I like drawing everything. I do find I tend to return to certain themes a lot. I like things that are a little alt-fashion inspired and a little fantasy inspired. I often draw from fashion magazines, because it makes deciding what to draw simpler. I always fear that I will fall into a rut and draw the same thing over and over again. I try to keep things interesting using reference images and other materials.
Got a question you want me to answer on the blog?Ask me here.
There are paper doll sets that go together all smooth and easy and I’m like, wow… this was so simple. And then… then there are sets like this one. It took me four tries to get everything to fit on one page and when it finally came together properly, I found myself thinking- “Why was this so easy? It as hard the last three times I tried it…”
On the upside, I have here, in honor of Halloween and October and things, a traditional Gothic paper doll. When I was in high school, a longer time ago than I like to admit, the big trends were Gothic and Punk, now both seem to have given way to Steampunk and various forms of Gothic Lolita sort of styles.
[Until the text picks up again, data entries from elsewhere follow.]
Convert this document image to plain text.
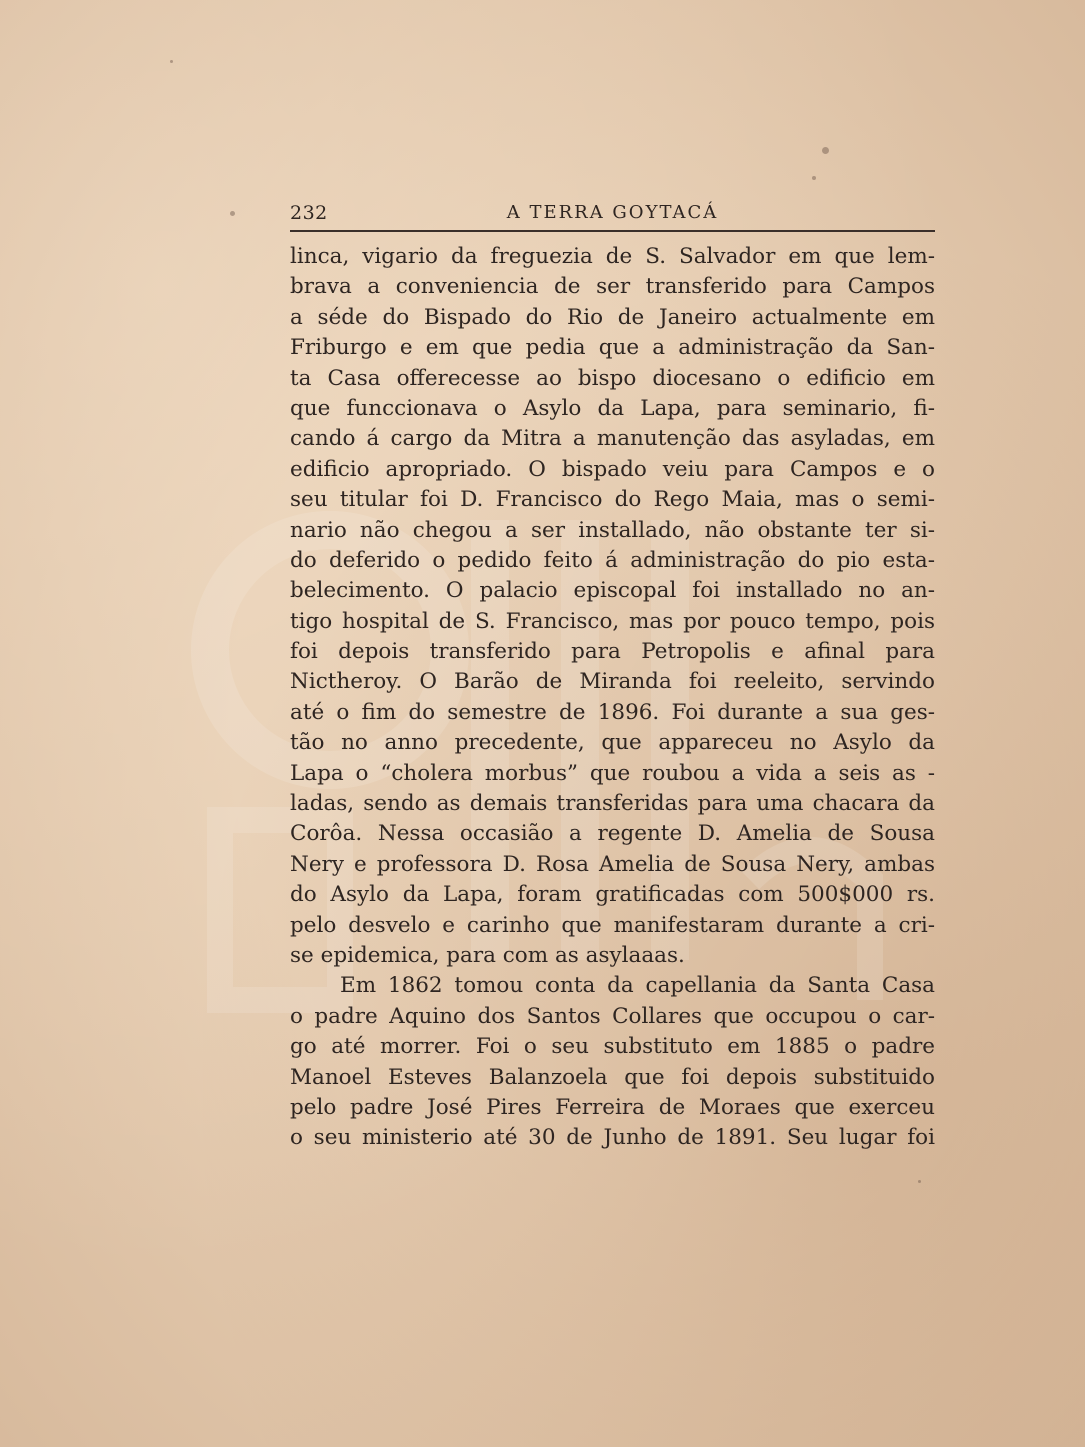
232	A TERRA GOYTACÁ
linca, vigario da freguezia de S. Salvador em que lem-
brava a conveniencia de ser transferido para Campos
a séde do Bispado do Rio de Janeiro actualmente em
Friburgo e em que pedia que a administração da San-
ta Casa offerecesse ao bispo diocesano o edificio em
que funccionava o Asylo da Lapa, para seminario, fi-
cando á cargo da Mitra a manutenção das asyladas, em
edificio apropriado. O bispado veiu para Campos e o
seu titular foi D. Francisco do Rego Maia, mas o semi-
nario não chegou a ser installado, não obstante ter si-
do deferido o pedido feito á administração do pio esta-
belecimento. O palacio episcopal foi installado no an-
tigo hospital de S. Francisco, mas por pouco tempo, pois
foi depois transferido para Petropolis e afinal para
Nictheroy. O Barão de Miranda foi reeleito, servindo
até o fim do semestre de 1896. Foi durante a sua ges-
tão no anno precedente, que appareceu no Asylo da
Lapa o “cholera morbus” que roubou a vida a seis as -
ladas, sendo as demais transferidas para uma chacara da
Corôa. Nessa occasião a regente D. Amelia de Sousa
Nery e professora D. Rosa Amelia de Sousa Nery, ambas
do Asylo da Lapa, foram gratificadas com 500$000 rs.
pelo desvelo e carinho que manifestaram durante a cri-
se epidemica, para com as asylaaas.
Em 1862 tomou conta da capellania da Santa Casa
o padre Aquino dos Santos Collares que occupou o car-
go até morrer. Foi o seu substituto em 1885 o padre
Manoel Esteves Balanzoela que foi depois substituido
pelo padre José Pires Ferreira de Moraes que exerceu
o seu ministerio até 30 de Junho de 1891. Seu lugar foi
And yes, I am using capitalization in the proceeding paragraph for emphasis, because I Like doing that.
Clearly spending a Sunday afternoon trying to get little paper pieces of clothing to fit on a page puts me in a grouchy feisty mood… so I shall go away now and work on the rest of this weeks posts.
I don’t think its too much of a spoiler to say that the color version will feature a lot of black. She is Gothic after all.
So, I went out to the movies tonight and saw “Snow White and the Huntsman” with some friends. I concluded that the Twilight Chick (whose name I had to look up on IMBD) can’t act, that I rather liked Charlize Theron when she’s evil and that the movie was better than Mirror Mirror, but I’ll take the Disney version over either any day. The costumes were pretty beautiful, especially the Evil Queens, but there’s apart where Snow White rides into battle not wearing a helmet- apparently being a princess means you’re immune to concussive head injuries.
So, before I crawl into bed, I should answer a question.
Monica asked: Do you prefer online paper doll research, or real book research? Internet or Library? =]
Well, that’s a kinda complicated question. The answer is: It depends on what I am researching and why.
If I want inspiration for a modern or a fantasy set, than I usually stick to the internet. I use it for looking at clothing websites or checking out the latest designer shows a Style.com. It’s really useful.
If I want historical costume, I usually go to books. I own about a dozen different costume books in my own collection, plus I regularly have at least a dozen checked out from the library. The exception to this are the websites of museums and libraries, which often contain digitized primary source documents or photos of items in their collections. Books are great for context. The internet is great for pictures. Some of my favorite internet resources are linked on my Research Resources page which I just finished updating, though I have some more to add later.
The truth is that I don’t really like staring at a computer while trying to draw and I would much rather have a book open in front of me than a computer screen. Though I usually draw from drafted tumbnails, so even with fantasy costumes, I rarely have a computer open when I am actually drawing.